Les deux policiers prirent le bac qui traversait le grand canal verdâtre. Passer sur ces eaux profondes, dans cette nuit qui devait rarement finir, dans ce quartier splendide et oublié, c'était comme revenir aux premiers temps d'Exil, avant les machines modernes quand les Anciens, dit-on, utilisaient les humains comme esclaves pour construire leurs tombeaux. Parfois, à la lumière des algues, on discernait le quartier inondé sous le canal, et d'autres palais, envahis par les plantes, les poissons, les éponges, lentement digérés et transformés en corail.
*
Les deux policiers montèrent l'escalier qui grinçait du bâtiment de la brigade spéciale. Weid était seul dans son étroit bureau froid. Il avait préparé du café. Il consulta sa montre et remit de l'eau à bouillir.
Le Perce-Pierres arriva dix minutes après, sa grosse barbe pleine de neige.
Portzamparc prit son gros sac et alla se changer : il revint dans le costume du parfait chasseur forgien. De grosses bottes, une forte ceinture, un manteau épais en poil de prédateur et une chapka, ainsi qu'un sabre forgien à la ceinture.

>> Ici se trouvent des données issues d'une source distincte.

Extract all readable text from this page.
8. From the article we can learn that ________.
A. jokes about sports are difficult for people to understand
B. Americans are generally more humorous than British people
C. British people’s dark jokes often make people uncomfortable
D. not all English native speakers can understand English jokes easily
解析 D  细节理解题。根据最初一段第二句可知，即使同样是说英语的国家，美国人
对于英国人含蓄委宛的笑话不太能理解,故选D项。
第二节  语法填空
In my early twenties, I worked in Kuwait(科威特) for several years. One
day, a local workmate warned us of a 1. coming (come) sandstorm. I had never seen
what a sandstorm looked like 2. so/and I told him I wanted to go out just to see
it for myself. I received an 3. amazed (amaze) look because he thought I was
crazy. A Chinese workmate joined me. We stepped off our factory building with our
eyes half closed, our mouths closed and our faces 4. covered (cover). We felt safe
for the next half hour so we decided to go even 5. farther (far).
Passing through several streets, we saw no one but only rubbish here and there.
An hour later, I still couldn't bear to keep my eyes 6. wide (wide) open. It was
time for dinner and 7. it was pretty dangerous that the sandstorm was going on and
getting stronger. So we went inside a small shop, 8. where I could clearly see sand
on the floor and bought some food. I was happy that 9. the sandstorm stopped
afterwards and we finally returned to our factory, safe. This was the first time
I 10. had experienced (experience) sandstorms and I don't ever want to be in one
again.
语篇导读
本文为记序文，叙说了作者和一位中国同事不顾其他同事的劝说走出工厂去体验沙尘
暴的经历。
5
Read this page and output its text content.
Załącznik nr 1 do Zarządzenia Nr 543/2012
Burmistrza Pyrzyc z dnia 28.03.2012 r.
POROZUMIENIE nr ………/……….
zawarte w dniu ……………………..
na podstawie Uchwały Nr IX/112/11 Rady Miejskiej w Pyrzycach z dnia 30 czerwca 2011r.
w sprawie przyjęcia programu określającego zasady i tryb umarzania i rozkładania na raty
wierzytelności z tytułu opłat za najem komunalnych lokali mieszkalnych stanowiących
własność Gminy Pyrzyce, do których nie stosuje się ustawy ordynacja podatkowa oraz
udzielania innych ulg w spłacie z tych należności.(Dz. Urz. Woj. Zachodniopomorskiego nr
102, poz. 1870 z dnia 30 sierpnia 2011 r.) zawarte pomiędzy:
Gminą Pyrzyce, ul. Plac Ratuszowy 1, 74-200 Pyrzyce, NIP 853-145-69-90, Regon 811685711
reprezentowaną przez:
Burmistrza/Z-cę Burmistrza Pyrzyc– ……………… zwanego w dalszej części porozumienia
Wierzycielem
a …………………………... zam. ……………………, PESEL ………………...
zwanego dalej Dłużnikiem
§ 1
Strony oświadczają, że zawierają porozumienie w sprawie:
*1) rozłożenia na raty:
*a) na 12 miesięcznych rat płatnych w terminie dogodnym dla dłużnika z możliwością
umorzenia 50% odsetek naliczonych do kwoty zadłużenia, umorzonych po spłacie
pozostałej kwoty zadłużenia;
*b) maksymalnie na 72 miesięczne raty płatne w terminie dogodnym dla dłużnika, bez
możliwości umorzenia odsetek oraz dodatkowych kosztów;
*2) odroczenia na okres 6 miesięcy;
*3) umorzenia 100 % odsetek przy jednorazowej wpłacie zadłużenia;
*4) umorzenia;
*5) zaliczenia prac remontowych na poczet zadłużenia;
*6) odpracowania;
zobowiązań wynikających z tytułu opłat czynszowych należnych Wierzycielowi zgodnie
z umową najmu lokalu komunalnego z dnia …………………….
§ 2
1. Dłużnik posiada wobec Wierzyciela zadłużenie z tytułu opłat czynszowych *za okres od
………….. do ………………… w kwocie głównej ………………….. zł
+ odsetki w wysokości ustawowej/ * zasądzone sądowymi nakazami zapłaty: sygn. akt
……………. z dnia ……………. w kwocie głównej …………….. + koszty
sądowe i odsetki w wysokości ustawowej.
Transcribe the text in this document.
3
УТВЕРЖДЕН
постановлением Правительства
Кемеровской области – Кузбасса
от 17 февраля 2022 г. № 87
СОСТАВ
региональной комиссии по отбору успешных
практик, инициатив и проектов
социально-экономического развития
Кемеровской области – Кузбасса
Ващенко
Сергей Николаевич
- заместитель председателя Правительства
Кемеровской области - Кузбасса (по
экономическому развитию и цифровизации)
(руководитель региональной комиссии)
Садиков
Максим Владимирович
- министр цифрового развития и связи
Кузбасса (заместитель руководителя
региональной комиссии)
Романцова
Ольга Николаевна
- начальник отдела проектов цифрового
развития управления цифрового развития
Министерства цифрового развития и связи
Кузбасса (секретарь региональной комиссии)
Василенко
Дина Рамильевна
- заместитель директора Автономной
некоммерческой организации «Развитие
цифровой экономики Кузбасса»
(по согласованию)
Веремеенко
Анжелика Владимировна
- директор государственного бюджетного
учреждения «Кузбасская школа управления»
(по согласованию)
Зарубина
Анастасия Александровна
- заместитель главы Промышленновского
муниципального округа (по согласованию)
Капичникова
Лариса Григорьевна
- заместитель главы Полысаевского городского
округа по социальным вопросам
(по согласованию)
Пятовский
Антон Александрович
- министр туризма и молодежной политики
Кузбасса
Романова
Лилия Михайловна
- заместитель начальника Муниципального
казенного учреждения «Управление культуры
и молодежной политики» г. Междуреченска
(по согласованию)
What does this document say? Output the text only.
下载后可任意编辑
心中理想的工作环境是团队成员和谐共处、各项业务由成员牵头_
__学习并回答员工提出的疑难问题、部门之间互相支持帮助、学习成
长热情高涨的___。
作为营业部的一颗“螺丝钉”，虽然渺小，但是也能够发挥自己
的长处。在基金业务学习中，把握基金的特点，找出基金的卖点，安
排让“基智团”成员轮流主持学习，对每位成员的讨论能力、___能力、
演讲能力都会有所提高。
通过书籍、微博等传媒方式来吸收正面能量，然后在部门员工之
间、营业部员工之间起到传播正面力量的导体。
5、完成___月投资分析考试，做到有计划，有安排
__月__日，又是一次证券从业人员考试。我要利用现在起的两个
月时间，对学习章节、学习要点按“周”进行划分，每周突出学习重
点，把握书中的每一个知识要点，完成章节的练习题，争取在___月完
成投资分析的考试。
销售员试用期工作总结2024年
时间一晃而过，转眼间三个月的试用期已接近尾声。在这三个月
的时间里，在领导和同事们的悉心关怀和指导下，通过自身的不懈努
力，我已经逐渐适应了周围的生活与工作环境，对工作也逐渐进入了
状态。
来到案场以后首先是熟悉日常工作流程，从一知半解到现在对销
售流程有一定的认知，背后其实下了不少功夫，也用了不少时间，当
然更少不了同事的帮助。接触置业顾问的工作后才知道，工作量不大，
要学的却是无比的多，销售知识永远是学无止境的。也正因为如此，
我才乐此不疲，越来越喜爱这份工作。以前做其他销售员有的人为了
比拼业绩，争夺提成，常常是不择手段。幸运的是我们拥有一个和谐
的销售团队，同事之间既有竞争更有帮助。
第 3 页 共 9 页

- Vous êtes splendide, dit Weid, sans esquisser le moindre sourire.
- C'est carnaval, nota Maréchal en soufflant sur son café.
Personne n'avait vraiment envie de rire. On parlait peu et on voulait juste se réchauffer.
Weid prit son imper, enroula son écharpe, mit son chapeau et les quatre hommes prirent les rues de Névise. Ils n'y croisèrent que quelques rares passants, emmitouflés, battant le pavé ou transportés en gondole, quelques livreurs. Les commerçants ouvraient leurs boutiques, frileux et un Pandore s'ennuyait à faire le planton à un coin de rue.
Une bordée de gamins déboulait soudain de la rue, s'arrêtait, surprise par les quatre hommes, et repartait en criant vers l'école. Weid s'y retrouvait sans problème dans le dédale à trois étages des rues de Névise. Ils passèrent par des palais effondrés, des ponts aux esclaves, des ruines d'églises, sans ralentir. Ils passèrent une cour où quelques clochards s'étaient faits des abris de fortune, à l'ombre des antiques colonnes, et entrèrent dans un grand bâtiment archaïque, qui pouvait bien être un ancien tombeau, mais vidé comme on vide un œuf. Les murs étaient à nus ; ne restaient d'anciennes tentures que des morceaux dilacérés. Une silhouette en robe de bure, sur la planche d'un échafaudage d'une dizaine d'étages de haut, griffonnait des signes sur le mur. Malgré la pénombre, on pouvait deviner qu'il avait déjà recouvert près de six étages, et qu'il continuerait tant qu'il pourrait.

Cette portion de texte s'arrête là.